Sie sehnt sich zurück nach Rom, in den milden Winter der Hauptstadt, in der das Leben niemals stillsteht, schon gar nicht aufgrund von Jahreszeiten. In Rom bleibt keine Zeit zu Trauern - wie auch, wo es den Klageweibern im Pomerium nichteinmal erlaubt ist zu Weinen - in Rom geht das Leben immer weiter, immer schneller, bis man eines Tages selbst umfällt.
Sie sehnt sich nach Tarraco, nach dem feinen Sandstrand, der auch im Winter noch warm genug ist, als dass man sich darauf setzen kann und den Blick über das endlose Meer schweifen lassen kann, die Gedanken in die unendliche Ferne schweifend. Nach der Lebendigkeit der hispanischen Stadt, die immer ihre Heimat war und dies immer sein würde, die trotz ihrer Beschaulichkeit es tief in Lucillas Herzen immer mit Rom würde aufnehmen können.
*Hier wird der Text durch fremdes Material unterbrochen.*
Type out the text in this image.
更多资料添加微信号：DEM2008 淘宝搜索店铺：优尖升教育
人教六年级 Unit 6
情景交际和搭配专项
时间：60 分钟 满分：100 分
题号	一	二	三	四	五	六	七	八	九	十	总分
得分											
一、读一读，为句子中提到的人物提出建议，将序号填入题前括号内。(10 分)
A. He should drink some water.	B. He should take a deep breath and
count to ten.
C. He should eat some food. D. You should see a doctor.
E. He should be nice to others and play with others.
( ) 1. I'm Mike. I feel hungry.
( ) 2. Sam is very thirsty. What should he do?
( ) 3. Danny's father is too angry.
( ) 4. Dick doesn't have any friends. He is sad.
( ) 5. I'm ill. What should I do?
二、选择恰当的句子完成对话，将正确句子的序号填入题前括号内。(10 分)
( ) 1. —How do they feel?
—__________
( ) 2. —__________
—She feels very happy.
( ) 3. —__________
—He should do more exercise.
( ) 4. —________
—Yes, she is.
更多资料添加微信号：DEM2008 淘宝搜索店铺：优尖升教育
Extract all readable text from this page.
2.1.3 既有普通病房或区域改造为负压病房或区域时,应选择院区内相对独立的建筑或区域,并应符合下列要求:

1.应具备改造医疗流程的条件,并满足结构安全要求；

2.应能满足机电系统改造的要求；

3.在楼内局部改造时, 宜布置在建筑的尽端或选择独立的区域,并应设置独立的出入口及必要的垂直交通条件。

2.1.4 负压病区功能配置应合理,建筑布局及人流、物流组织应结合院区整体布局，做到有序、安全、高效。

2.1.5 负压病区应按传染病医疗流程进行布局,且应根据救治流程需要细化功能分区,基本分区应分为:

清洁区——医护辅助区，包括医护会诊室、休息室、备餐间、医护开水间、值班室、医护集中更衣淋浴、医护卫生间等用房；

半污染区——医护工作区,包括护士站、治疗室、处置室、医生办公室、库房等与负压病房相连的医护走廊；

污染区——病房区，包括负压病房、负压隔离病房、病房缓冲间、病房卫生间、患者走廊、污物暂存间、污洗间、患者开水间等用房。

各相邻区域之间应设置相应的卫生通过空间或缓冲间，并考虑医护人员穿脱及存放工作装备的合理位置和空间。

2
Sie sehnt sich danach, in die Casa Germanica einzuziehen und endlich ein Leben in halbwegs geordneten Bahnen zu führen. Ungewissheit, dies ist es, was ihr am meisten zu schaffen macht. Sie möchte endlich das Leben einer römischen Frau führen, deren größte Sorge es ist auszuwählen, ob die neuen Vorhänge der Casa in rot oder doch eher in gelb besser zur Farbe der Wände passen.
Der Gedanke schafft es tatsächlich, Lucilla ein kleines Lächeln abzuringen. Sie kommt sich schon vor wie Großtante Drusilla. Ein tiefes Seufzen macht ihr bewusst, dass, obwohl sie ihr schon recht nahe kommt, sie nicht ihr Schicksal teilen möchte. Drusilla ist die letzte ihrer Familie, ihre Brüder hatte sie schon früh in der Legion verloren, eine Schwester war irgendwo zwischen Tarraco und Rom dem ewigen Meer nicht mehr entkommen, eine andere in jungen Jahren durch Krankheit aus der Welt gewichen. Drusilla hatte ihren ersten Mann erst spät geheiratet, der bald darauf schon wieder gestorben war, vom zweiten wurde sie geschieden, der dritte verstarb nach einigen Jahren und der vierte, der alte Senator, welchen sie momentan an ihrer Seite duldet, ist nicht unbedingt ein Glücksgriff, auch wenn er eine große Villa und eine Menge Sesterzen hat. Doch politischer Einfluss fehlt ihm völlig.
Lucilla fröstelt und blickt sich nach den Sklaven um, die ihr in wenig Abstand folgen und keinerlei Notiz von ihrer Stimmung nehmen. Sie würde niemals wie Drusilla sein, denn diese hat mit Trauern längst aufgehört. Sie lässt niemanden nahe genug an sich heran, als dass sie bei seinem Ableben um ihn trauern würde. Lucilla hatte es manchmal geschafft, die harte, unnachgiebige Frau zum Lachen zu bringen, doch sie zweifelt nicht daran, dass ihre Großtante eine Nachricht über ihren Tod genauso unberührt aufnehmen würde, wie jede andere auch. Nein, Lucilla würde niemals wie sie werden, denn sie hat das Gefühl, mit jedem Tod in ihrer Familie wird die Trauer nur noch schlimmer.
Langsam geht Lucilla zurück zur Brücke über den Rhenus. Bald müsste Avarus kommen. Mehr noch als nach allen fernen Orten der Welt sehnt sich sich einfach nur nach der Umarmung seiner starken Arme und danach, ihren Kopf an seine Brust zu legen und die Welt Welt sein zu lassen.